L’ancienne ministre Leila Solh Hamadé entourée des médecins Salam Coussa et Ayman Tarabah, lors d’une conférence à laquelle prenaient part également des neurologues français. À l’arrière-plan, la directrice de l’Association libanaise contre la sclérose en plaques, Jane Khairallah Coussa.

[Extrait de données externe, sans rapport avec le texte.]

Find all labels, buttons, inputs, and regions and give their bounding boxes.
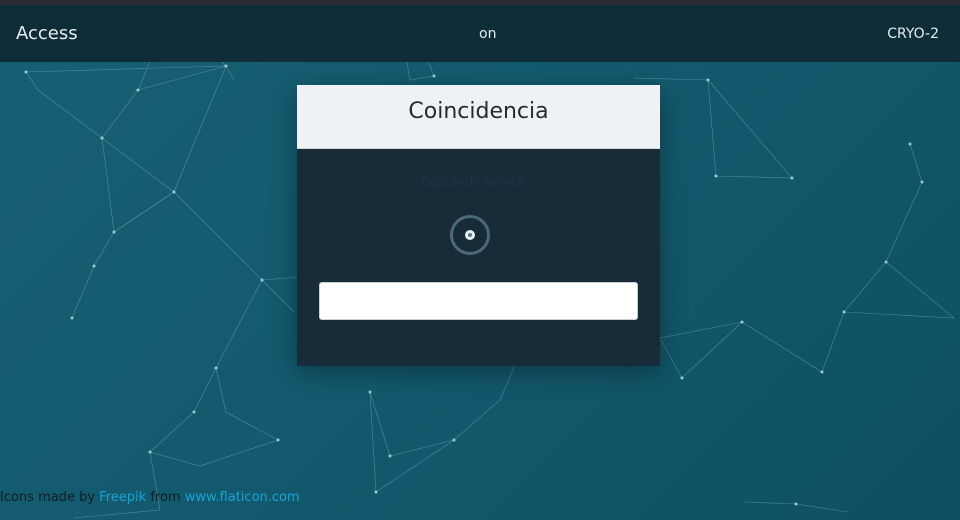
spinner-center-dot: [465, 230, 475, 240]
icon-credits: Icons made by Freepik from www.flaticon.…: [0, 490, 300, 505]
dialog-header: Coincidencia: [297, 85, 660, 149]
dialog-title: Coincidencia: [408, 99, 549, 124]
freepik-link[interactable]: Freepik: [99, 490, 146, 505]
device-label: CRYO-2: [887, 26, 939, 42]
credits-middle: from: [150, 490, 181, 505]
code-input[interactable]: [319, 282, 638, 320]
credits-prefix: Icons made by: [0, 490, 96, 505]
coincidence-dialog: Coincidencia Buscando tarjeta...: [297, 85, 660, 366]
flaticon-link[interactable]: www.flaticon.com: [185, 490, 300, 505]
loading-spinner-icon: [450, 215, 490, 255]
brand-label[interactable]: Access: [16, 23, 78, 44]
status-label: on: [479, 26, 497, 42]
dialog-status-text: Buscando tarjeta...: [421, 175, 536, 189]
top-navbar: Access on CRYO-2: [0, 5, 960, 62]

À la veille de la Journée mondiale de la sclérose en plaques (le 30 mai), la vice-présidente de l'Association al-Walid ben Talal, l'ancienne ministre Leila Solh Hamadé, a pris part à la quatrième conférence annuelle organisée par l'Association libanaise contre la sclérose en plaques (ALiSEP), présidée par Jane Khairallah Coussa, avec la participation du corps médical franco-arabe partenaire de l'ALiSEP et de personnes atteintes de cette maladie. L'événement s'est déroulé dans la salle de conférences de l'hôpital Hôtel-Dieu de France, en présence du directeur du département de neurologie à l'Université Saint-Joseph, le Pr Salam Coussa, ainsi que du Pr Ayman Tarabah, membre de la Fondation pour l'aide à la recherche sur la sclérose en plaques (fondation française ARSEP). Le débat a été axé sur les derniers résultats des recherches sur la maladie et les moyens mis au point pour la traiter.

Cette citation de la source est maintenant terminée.